Minimization of Instantaneous Total Harmonic Distortion of Curents for Three-Phase Switching Power Converters

Official URL: http://risc01.sabanciuniv.edu/record=b1063521 (Table of Contents)

This work studies an application of the discontinuous control approach to the design of the current control loop in switching power converters and electrical drives. The role of the current control loop is to generate the switching patterns that will determine the sequence and the duration ON and OFF states of the switches. The reduction of the Instantaneous Total Harmonic Distortion of the currents for 3~Phase Switching Power Converters and 3~Phase Electrical machines is being selected as additional requirement determining the switching matrix operation. The approach is based on the Direct Sliding Mode principle and the unified approach for control of a PWM 3-phase switching matrix with six switches, common for 3-phase inverters, rectifiers as well as 3-phase machines.

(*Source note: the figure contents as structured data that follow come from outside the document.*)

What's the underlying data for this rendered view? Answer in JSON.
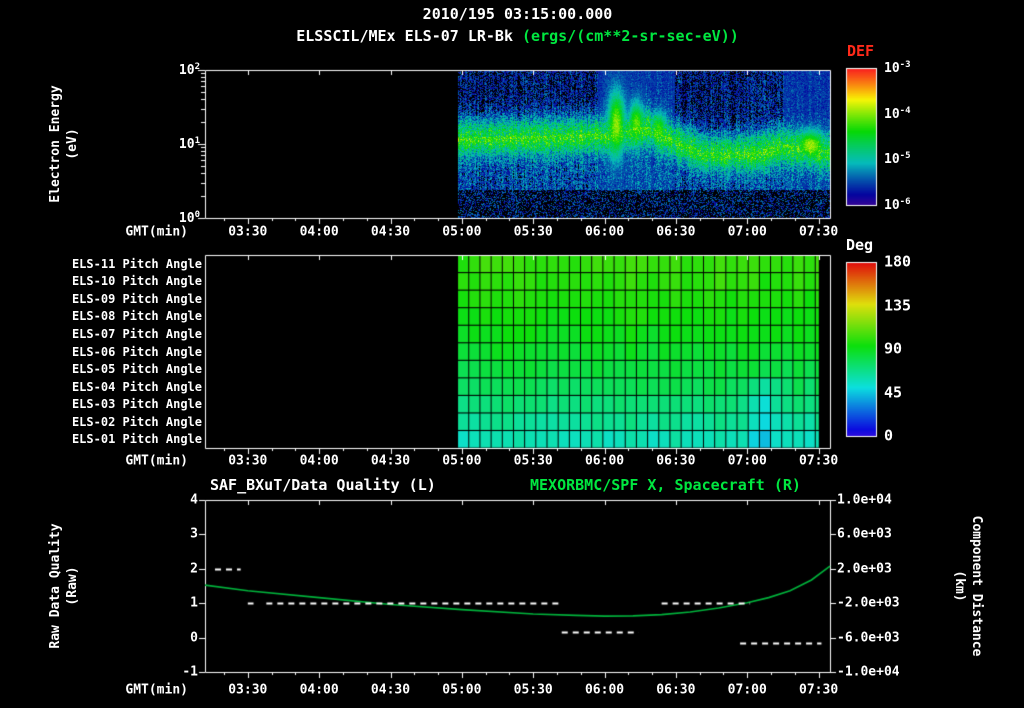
{
  "header": {
    "line1": "2010/195 03:15:00.000",
    "line2_white": "ELSSCIL/MEx ELS-07 LR-Bk",
    "line2_green": " (ergs/(cm**2-sr-sec-eV))"
  },
  "axes": {
    "gmt_label": "GMT(min)"
  },
  "labels": {
    "pow_base": "10",
    "def": "DEF",
    "deg": "Deg",
    "energy_ylabel_lines": [
      "Electron Energy",
      "(eV)"
    ],
    "raw_ylabel_lines": [
      "Raw Data Quality",
      "(Raw)"
    ],
    "distance_ylabel_lines": [
      "Component Distance",
      "(km)"
    ]
  },
  "colors": {
    "background": "#000000",
    "foreground": "#ffffff",
    "green_accent": "#00e840",
    "red_accent": "#ff2a1a",
    "curve_green": "#00b43c"
  },
  "chart_data": [
    {
      "type": "heatmap",
      "name": "electron-energy-spectrogram",
      "title": "ELSSCIL/MEx ELS-07 LR-Bk",
      "units": "ergs/(cm**2-sr-sec-eV)",
      "timestamp": "2010/195 03:15:00.000",
      "xlabel": "GMT(min)",
      "ylabel": "Electron Energy (eV)",
      "x_range_hours": [
        3.2,
        7.58
      ],
      "x_ticks_hours": [
        3.5,
        4,
        4.5,
        5,
        5.5,
        6,
        6.5,
        7,
        7.5
      ],
      "x_tick_labels": [
        "03:30",
        "04:00",
        "04:30",
        "05:00",
        "05:30",
        "06:00",
        "06:30",
        "07:00",
        "07:30"
      ],
      "y_scale": "log10",
      "y_range_ev": [
        1,
        100
      ],
      "y_tick_exponents": [
        "2",
        "1",
        "0"
      ],
      "colorbar": {
        "label": "DEF",
        "log10_range": [
          -6,
          -3
        ],
        "tick_exponents": [
          "-3",
          "-4",
          "-5",
          "-6"
        ]
      },
      "data_start_hour": 4.97,
      "background_log_def": -5.62,
      "band": {
        "sigma_log_e": 0.18,
        "peak_log_def": -4.5,
        "center_log_e_points": [
          [
            4.97,
            1.1
          ],
          [
            5.6,
            1.12
          ],
          [
            6.0,
            1.15
          ],
          [
            6.3,
            1.25
          ],
          [
            6.5,
            1.05
          ],
          [
            6.7,
            0.9
          ],
          [
            7.05,
            0.9
          ],
          [
            7.25,
            1.0
          ],
          [
            7.45,
            0.95
          ],
          [
            7.58,
            0.92
          ]
        ]
      },
      "events": [
        {
          "hour": 6.08,
          "sigma_hour": 0.045,
          "peak_log_def": -3.95,
          "top_log_e": 1.75
        },
        {
          "hour": 6.22,
          "sigma_hour": 0.04,
          "peak_log_def": -4.1,
          "top_log_e": 1.6
        },
        {
          "hour": 6.38,
          "sigma_hour": 0.04,
          "peak_log_def": -4.3,
          "top_log_e": 1.45
        },
        {
          "hour": 7.44,
          "sigma_hour": 0.07,
          "peak_log_def": -3.9,
          "top_log_e": 1.2
        }
      ]
    },
    {
      "type": "heatmap",
      "name": "pitch-angle-grid",
      "xlabel": "GMT(min)",
      "x_range_hours": [
        3.2,
        7.58
      ],
      "data_start_hour": 4.97,
      "data_end_hour": 7.505,
      "cell_minutes": 4.7,
      "colorbar": {
        "label": "Deg",
        "range_deg": [
          0,
          180
        ],
        "tick_labels": [
          "180",
          "135",
          "90",
          "45",
          "0"
        ]
      },
      "rows": [
        {
          "label": "ELS-11 Pitch Angle",
          "mean_deg": 102
        },
        {
          "label": "ELS-10 Pitch Angle",
          "mean_deg": 100
        },
        {
          "label": "ELS-09 Pitch Angle",
          "mean_deg": 97
        },
        {
          "label": "ELS-08 Pitch Angle",
          "mean_deg": 94
        },
        {
          "label": "ELS-07 Pitch Angle",
          "mean_deg": 91
        },
        {
          "label": "ELS-06 Pitch Angle",
          "mean_deg": 87
        },
        {
          "label": "ELS-05 Pitch Angle",
          "mean_deg": 83
        },
        {
          "label": "ELS-04 Pitch Angle",
          "mean_deg": 78
        },
        {
          "label": "ELS-03 Pitch Angle",
          "mean_deg": 72
        },
        {
          "label": "ELS-02 Pitch Angle",
          "mean_deg": 66
        },
        {
          "label": "ELS-01 Pitch Angle",
          "mean_deg": 59
        }
      ],
      "feature": {
        "hours": [
          6.98,
          7.25
        ],
        "rows_from_bottom": 4,
        "delta_deg": -17
      }
    },
    {
      "type": "line",
      "name": "quality-and-spacecraft-distance",
      "titles": {
        "left": "SAF_BXuT/Data Quality (L)",
        "right": "MEXORBMC/SPF X, Spacecraft (R)"
      },
      "xlabel": "GMT(min)",
      "x_range_hours": [
        3.2,
        7.58
      ],
      "y_left": {
        "label": "Raw Data Quality (Raw)",
        "range": [
          -1,
          4
        ],
        "tick_labels": [
          "4",
          "3",
          "2",
          "1",
          "0",
          "-1"
        ]
      },
      "y_right": {
        "label": "Component Distance (km)",
        "range": [
          -10000,
          10000
        ],
        "tick_labels": [
          "1.0e+04",
          "6.0e+03",
          "2.0e+03",
          "-2.0e+03",
          "-6.0e+03",
          "-1.0e+04"
        ]
      },
      "series": [
        {
          "name": "MEXORBMC/SPF X, Spacecraft",
          "axis": "right",
          "style": "solid",
          "color_key": "curve_green",
          "points_hour_km": [
            [
              3.2,
              100
            ],
            [
              3.5,
              -550
            ],
            [
              4.0,
              -1350
            ],
            [
              4.5,
              -2150
            ],
            [
              5.0,
              -2750
            ],
            [
              5.5,
              -3250
            ],
            [
              5.8,
              -3420
            ],
            [
              6.0,
              -3500
            ],
            [
              6.2,
              -3470
            ],
            [
              6.4,
              -3330
            ],
            [
              6.6,
              -3020
            ],
            [
              6.8,
              -2550
            ],
            [
              7.0,
              -1950
            ],
            [
              7.15,
              -1350
            ],
            [
              7.3,
              -550
            ],
            [
              7.45,
              700
            ],
            [
              7.58,
              2300
            ]
          ]
        },
        {
          "name": "SAF_BXuT/Data Quality",
          "axis": "left",
          "style": "dashed",
          "color_key": "foreground",
          "segments": [
            {
              "quality": 2,
              "start_hour": 3.27,
              "end_hour": 3.45
            },
            {
              "quality": 1,
              "start_hour": 3.5,
              "end_hour": 3.54
            },
            {
              "quality": 1,
              "start_hour": 3.63,
              "end_hour": 5.69
            },
            {
              "quality": 0.15,
              "start_hour": 5.7,
              "end_hour": 6.24
            },
            {
              "quality": 1,
              "start_hour": 6.4,
              "end_hour": 7.02
            },
            {
              "quality": -0.15,
              "start_hour": 6.95,
              "end_hour": 7.52
            }
          ]
        }
      ]
    }
  ]
}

Conventional tracking control algorithms may provide the proper selection of switching vector but not the proper timing since switching timing occurs only when the control error is contacted pre-set hysteresis bounds. However this generates significant harmonic distortion especially low order harmonic distortion compared with carrier based algorithms. The quality of the switching control algorithm is determined by both the proper selection of switching vector and the proper switching timing. The presented algorithm evaluates harmonic distortion in real time with instantaneous THD definition and sequentially selects two switching vectors in one control period in order to minimize the tracking error and timing is determined according to the THD minimization theorem. The simulation of the approach is performed on both Boost Rectifier and Buck Inverter, and comparative simulation results with Relay Control approach are given.